There is lots of new activity in the case. Here’s something that caught my eye: this notice of intent by State Farm to serve a subpoena on Courtney Schloemer, one of Hood’s assistant AG’s, for her attendance at the big row coming on February 6, the hearing about whether the injunction against Hood’s criminal prosecution of the insurer should stay or go. Schloemer, you may remember, worked with Hood’s grand jury, and according to the Brian Ford notes, she discussed his potential testimony before the grand jury with one of the Scruggs Katrina Group attorneys. (Click here for a post I wrote that has a link to the unredacted Ford notes, the link is about halfway down the post).
Now, you may say so what, it’s debatable about who is using whom in that transaction. And I will say, I see your point but I don’t buy it — it looks bad, just like it looks bad if what Lee Harrell said in his deposition is true, that Scruggs tried to strongarm George Dale into backing some play to set him up as a Katrina czar with State Farm money, and that Hood was working with Scruggs to strongarm State Farm into settling civil cases through threats of criminal investigation.

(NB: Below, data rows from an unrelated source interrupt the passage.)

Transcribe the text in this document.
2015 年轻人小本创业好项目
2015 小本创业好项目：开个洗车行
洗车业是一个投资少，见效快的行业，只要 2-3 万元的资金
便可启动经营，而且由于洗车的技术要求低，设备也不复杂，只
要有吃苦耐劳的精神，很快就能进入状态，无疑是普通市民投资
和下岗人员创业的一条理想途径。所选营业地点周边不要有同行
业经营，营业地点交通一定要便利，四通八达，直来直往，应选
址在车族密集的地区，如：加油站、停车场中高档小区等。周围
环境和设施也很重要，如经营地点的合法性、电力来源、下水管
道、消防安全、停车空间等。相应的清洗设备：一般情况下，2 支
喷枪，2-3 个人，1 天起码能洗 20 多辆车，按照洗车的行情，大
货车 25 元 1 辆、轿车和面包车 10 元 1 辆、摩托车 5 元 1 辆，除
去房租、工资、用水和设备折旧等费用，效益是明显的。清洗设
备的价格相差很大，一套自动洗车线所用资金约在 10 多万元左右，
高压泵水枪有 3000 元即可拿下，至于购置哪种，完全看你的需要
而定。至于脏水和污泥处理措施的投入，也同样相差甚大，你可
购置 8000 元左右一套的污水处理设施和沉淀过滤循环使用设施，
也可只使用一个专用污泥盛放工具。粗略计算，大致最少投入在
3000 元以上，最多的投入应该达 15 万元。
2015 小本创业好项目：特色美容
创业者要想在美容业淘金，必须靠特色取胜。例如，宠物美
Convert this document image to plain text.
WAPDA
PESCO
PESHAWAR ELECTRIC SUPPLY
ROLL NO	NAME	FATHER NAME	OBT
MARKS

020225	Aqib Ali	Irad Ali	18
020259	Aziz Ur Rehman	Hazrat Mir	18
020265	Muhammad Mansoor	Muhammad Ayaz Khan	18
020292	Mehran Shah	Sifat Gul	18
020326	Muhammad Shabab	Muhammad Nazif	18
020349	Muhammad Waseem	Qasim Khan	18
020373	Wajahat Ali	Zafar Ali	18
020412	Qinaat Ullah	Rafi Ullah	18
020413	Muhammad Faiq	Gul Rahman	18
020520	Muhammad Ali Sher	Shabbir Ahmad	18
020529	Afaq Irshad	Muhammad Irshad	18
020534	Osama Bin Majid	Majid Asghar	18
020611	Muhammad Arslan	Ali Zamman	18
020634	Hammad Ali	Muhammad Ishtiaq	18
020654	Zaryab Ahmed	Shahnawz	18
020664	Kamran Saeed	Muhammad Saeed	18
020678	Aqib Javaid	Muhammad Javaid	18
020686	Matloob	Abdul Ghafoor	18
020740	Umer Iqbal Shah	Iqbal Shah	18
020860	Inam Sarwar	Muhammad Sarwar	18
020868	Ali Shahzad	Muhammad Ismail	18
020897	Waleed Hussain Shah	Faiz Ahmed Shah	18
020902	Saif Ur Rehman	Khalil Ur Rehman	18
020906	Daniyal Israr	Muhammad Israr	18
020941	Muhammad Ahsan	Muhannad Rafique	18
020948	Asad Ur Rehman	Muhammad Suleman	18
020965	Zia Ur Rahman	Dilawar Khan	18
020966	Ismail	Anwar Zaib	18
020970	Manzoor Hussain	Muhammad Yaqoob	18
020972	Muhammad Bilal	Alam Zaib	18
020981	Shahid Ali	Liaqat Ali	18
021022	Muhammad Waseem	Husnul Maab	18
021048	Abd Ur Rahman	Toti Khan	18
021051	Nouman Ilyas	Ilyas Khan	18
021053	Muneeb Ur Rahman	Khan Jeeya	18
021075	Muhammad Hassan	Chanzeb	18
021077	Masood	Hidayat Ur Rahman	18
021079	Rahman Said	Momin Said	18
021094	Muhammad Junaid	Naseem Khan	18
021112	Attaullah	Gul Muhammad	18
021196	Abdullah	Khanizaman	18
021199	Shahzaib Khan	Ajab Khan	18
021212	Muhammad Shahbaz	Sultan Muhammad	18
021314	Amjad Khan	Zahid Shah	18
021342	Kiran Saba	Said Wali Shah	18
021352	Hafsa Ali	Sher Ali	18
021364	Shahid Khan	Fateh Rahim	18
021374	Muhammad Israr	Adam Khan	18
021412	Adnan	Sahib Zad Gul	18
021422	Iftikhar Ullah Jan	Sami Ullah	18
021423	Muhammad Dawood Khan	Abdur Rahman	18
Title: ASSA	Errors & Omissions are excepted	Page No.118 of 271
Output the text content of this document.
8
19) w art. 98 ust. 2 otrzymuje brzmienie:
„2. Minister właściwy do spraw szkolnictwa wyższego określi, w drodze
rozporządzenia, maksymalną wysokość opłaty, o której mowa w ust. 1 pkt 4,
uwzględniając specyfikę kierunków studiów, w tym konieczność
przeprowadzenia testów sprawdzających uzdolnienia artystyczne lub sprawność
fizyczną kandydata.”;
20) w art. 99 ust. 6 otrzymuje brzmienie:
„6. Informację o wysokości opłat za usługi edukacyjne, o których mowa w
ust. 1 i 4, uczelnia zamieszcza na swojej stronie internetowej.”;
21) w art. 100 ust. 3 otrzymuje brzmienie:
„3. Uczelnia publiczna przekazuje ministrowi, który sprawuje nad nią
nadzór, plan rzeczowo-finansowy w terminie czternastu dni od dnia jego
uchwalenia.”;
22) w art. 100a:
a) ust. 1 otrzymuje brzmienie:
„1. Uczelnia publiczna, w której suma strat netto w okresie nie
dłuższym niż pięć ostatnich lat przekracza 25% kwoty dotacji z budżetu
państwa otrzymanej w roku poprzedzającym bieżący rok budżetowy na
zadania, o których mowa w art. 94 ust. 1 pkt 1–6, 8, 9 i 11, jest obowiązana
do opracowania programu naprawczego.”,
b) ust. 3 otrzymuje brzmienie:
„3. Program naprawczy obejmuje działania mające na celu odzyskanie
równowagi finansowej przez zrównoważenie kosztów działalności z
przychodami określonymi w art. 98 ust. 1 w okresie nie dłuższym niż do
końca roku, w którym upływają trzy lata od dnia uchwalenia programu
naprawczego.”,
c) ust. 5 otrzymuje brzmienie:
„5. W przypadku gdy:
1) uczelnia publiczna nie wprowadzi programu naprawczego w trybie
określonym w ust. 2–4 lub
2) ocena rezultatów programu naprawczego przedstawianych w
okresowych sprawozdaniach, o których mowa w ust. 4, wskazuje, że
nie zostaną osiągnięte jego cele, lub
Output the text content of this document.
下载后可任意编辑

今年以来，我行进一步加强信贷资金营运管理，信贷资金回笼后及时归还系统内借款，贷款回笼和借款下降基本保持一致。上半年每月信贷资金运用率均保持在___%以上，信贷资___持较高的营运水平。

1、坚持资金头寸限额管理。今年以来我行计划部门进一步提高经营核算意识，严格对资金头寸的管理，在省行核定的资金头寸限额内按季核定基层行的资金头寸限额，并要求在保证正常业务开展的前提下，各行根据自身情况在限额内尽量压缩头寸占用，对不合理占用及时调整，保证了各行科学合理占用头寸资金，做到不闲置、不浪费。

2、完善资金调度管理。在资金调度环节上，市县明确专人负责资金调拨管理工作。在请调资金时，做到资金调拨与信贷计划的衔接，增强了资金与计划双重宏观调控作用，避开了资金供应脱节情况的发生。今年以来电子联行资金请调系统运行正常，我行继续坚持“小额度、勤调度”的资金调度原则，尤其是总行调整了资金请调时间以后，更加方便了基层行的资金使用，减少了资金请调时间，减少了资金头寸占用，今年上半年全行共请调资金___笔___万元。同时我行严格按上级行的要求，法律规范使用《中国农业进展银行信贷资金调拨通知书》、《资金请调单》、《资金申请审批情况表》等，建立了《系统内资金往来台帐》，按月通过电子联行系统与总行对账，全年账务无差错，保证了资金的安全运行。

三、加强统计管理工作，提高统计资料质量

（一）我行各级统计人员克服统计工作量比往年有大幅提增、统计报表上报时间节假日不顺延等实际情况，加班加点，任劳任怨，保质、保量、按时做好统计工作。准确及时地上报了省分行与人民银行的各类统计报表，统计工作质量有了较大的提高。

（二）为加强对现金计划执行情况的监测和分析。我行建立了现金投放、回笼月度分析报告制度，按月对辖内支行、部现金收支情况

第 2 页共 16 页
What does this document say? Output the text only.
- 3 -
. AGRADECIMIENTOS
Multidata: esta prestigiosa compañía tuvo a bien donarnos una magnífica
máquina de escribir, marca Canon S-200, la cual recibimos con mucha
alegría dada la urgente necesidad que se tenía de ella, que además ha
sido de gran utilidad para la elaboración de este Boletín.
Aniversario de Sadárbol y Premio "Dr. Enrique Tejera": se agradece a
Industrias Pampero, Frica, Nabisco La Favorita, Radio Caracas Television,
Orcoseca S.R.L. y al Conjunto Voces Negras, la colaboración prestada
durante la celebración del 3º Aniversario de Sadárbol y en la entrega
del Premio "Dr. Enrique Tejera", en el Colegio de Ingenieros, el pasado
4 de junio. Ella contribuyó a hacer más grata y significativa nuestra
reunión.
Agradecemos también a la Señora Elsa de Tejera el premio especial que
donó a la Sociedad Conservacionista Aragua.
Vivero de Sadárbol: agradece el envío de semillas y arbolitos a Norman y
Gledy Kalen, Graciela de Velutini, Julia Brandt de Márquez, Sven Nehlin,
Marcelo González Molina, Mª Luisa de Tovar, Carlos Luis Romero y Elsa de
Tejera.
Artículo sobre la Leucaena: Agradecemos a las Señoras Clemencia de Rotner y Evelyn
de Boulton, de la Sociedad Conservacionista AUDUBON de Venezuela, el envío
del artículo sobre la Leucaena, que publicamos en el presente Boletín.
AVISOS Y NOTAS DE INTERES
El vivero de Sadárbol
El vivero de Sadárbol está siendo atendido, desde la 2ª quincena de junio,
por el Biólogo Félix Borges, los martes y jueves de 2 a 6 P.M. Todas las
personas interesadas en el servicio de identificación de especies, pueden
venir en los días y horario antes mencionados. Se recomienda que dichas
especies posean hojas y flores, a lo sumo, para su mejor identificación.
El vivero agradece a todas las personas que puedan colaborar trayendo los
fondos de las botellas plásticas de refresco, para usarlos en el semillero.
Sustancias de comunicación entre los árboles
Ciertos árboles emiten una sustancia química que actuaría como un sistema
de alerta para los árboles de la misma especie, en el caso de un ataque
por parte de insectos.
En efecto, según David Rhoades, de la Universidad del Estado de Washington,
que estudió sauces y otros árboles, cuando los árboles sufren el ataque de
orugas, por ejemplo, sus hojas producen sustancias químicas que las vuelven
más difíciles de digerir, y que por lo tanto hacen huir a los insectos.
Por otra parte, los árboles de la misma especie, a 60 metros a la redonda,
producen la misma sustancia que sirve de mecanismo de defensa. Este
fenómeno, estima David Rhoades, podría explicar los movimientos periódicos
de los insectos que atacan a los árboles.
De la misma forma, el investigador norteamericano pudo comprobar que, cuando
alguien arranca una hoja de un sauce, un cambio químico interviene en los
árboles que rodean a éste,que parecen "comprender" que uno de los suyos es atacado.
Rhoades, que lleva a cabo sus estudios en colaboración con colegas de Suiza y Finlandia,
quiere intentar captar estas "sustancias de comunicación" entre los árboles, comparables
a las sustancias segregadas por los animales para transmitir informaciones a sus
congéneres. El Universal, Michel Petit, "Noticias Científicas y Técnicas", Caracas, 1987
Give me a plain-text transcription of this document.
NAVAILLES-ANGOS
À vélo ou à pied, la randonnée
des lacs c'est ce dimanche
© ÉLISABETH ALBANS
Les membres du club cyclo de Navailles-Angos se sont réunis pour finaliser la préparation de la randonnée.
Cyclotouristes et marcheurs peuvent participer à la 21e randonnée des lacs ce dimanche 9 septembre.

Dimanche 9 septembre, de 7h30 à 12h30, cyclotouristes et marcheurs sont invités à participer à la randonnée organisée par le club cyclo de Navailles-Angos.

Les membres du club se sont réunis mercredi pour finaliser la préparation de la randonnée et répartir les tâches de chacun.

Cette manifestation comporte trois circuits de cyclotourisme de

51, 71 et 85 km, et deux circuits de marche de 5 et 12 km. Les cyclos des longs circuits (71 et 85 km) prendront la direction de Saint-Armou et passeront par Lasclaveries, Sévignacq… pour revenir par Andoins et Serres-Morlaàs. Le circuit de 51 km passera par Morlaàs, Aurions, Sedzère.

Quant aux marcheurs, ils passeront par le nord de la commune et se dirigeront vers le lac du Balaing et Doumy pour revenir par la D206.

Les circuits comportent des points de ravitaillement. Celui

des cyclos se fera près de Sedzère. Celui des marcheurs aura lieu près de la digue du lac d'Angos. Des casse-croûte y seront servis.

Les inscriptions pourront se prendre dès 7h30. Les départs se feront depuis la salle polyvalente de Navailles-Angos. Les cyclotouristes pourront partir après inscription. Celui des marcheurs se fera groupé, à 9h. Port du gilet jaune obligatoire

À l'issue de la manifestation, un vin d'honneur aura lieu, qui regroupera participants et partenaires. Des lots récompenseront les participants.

Despite what she said about me to Legal Newsline, I have no ill will toward Courtney Schloemer. I’m sure she’s trying to do her job as she thinks best. Plus, I dish it out, so I reckon I can take it, too. I’m a litigator, if I got upset about every instance of someone giving me the skunk eye I’d never get anything done.
As to that subpoena, it didn’t take State Farm long to transfer its intent into an actual subpoena, which was served on Schloemer at 7:02 p.m. yesterday, it says, IN THE PARKING GARAGE OUTSIDE HER OFFICE. Dang, you know, when I read this I felt sorry for her, someone laying for you with process, you’re just trying to get in your car and get home. But of course, she and the Prisoner of High Street have, I’m sure, caused more than a few hearts to flutter by serving subpoenas in similar ways. Your perspective, it all depends on which end of the microscope you’re on.
The other big news from State Farm v. Hood yesterday is that Hood, who knows what it’s like to get pantsed, is trying to keep his confidential informant from being likewise pantsed in a State Farm deposition scheduled for Friday. Check out the bench memorandum State Farm filed yesterday. A letter from Hood’s lawyer to the Magistrate Judge is attached as Exhibit A, and an e-mail string involving Scruggs’ attorney, John Keker, is attached as Exhibit B. Hood and Scruggs, together again. Maybe that Hoodnscruggs line of products might sell after all. Waffleggs, anyone?
By the way, from last Friday, here’s State Farm’s response to Hood’s motion to dissolve the injunction, including all the exhibits that go with it. One of these exhibits is Exhibit I, Hood’s testimony to Congress in February 2007. Read it, and ask yourself, should he be making statements like that regarding an ongoing criminal investigation before a state grand jury?